Technically, yes, uniontype is supported, but limited.

The module tries to cast the field value to one of the container types (in your example int and double), and if it fails it tries to convert it to the next type until it succeed or no possible type remains (raising an exception in that case).
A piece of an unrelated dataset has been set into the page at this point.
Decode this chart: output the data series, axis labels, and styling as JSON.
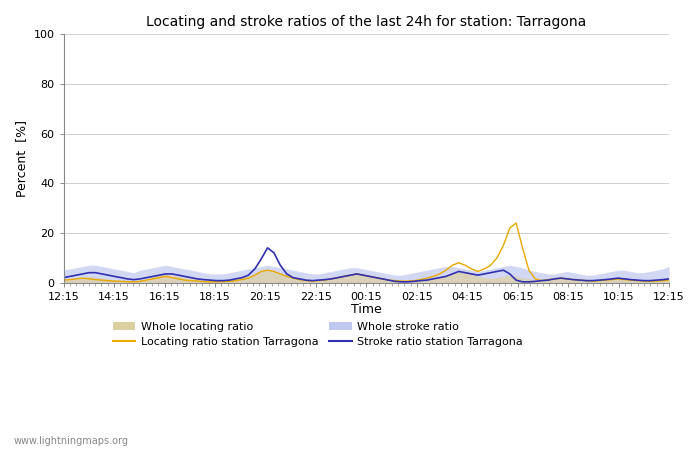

Because you only write integers in your example, every value will be an int (tag: 0, the first container type). If you use float values explicitly:

>>> fp = open("./new_data-6.orc", "wb")
>>> writer1 = pyorc.Writer(fp, "struct<col1:uniontype<int,double>>")
>>> writer1.write((0,))
>>> writer1.write((1.0,))
>>> writer1.write((22.0,))
>>> writer1.write((33,))
>>> writer1.write((0,))
>>> writer1.write((1,))
>>> writer1.close()
>>> fp.close()

Then you can see values with tag: 1:

$ orc-contents ./new_data-6.orc
{"col1": {"tag": 0, "value": 0}}
{"col1": {"tag": 1, "value": 1}}
{"col1": {"tag": 1, "value": 22}}
{"col1": {"tag": 0, "value": 33}}
{"col1": {"tag": 0, "value": 0}}
{"col1": {"tag": 0, "value": 1}}

(Side note: you pass tuples with more than one item to the write method in your example, but because your schema only has one column, the rest of the items in the tuple will be thrown away.)

One particular downside of this dynamic casting mechanism that it depends on the order of container type definition. For example if you wrote this schema:

>>> fp = open("./new_data-6.orc", "wb")
>>> writer1 = pyorc.Writer(fp, "struct<col1:uniontype<double,int>>")
>>> writer1.write((0,))
>>> writer1.write((1.0,))
>>> writer1.write((22.0,))
>>> writer1.write((33,))
>>> writer1.close()
>>> fp.close()

You wouldn't be able to write anything as an int (tag: 1), because every Python integer is also a valid float object:

$ orc-contents ./new_data-6.orc
{"col1": {"tag": 0, "value": 0}}
{"col1": {"tag": 0, "value": 1}}
{"col1": {"tag": 0, "value": 22}}
{"col1": {"tag": 0, "value": 33}}
hinxx commented 1 year ago

Thanks for explaining!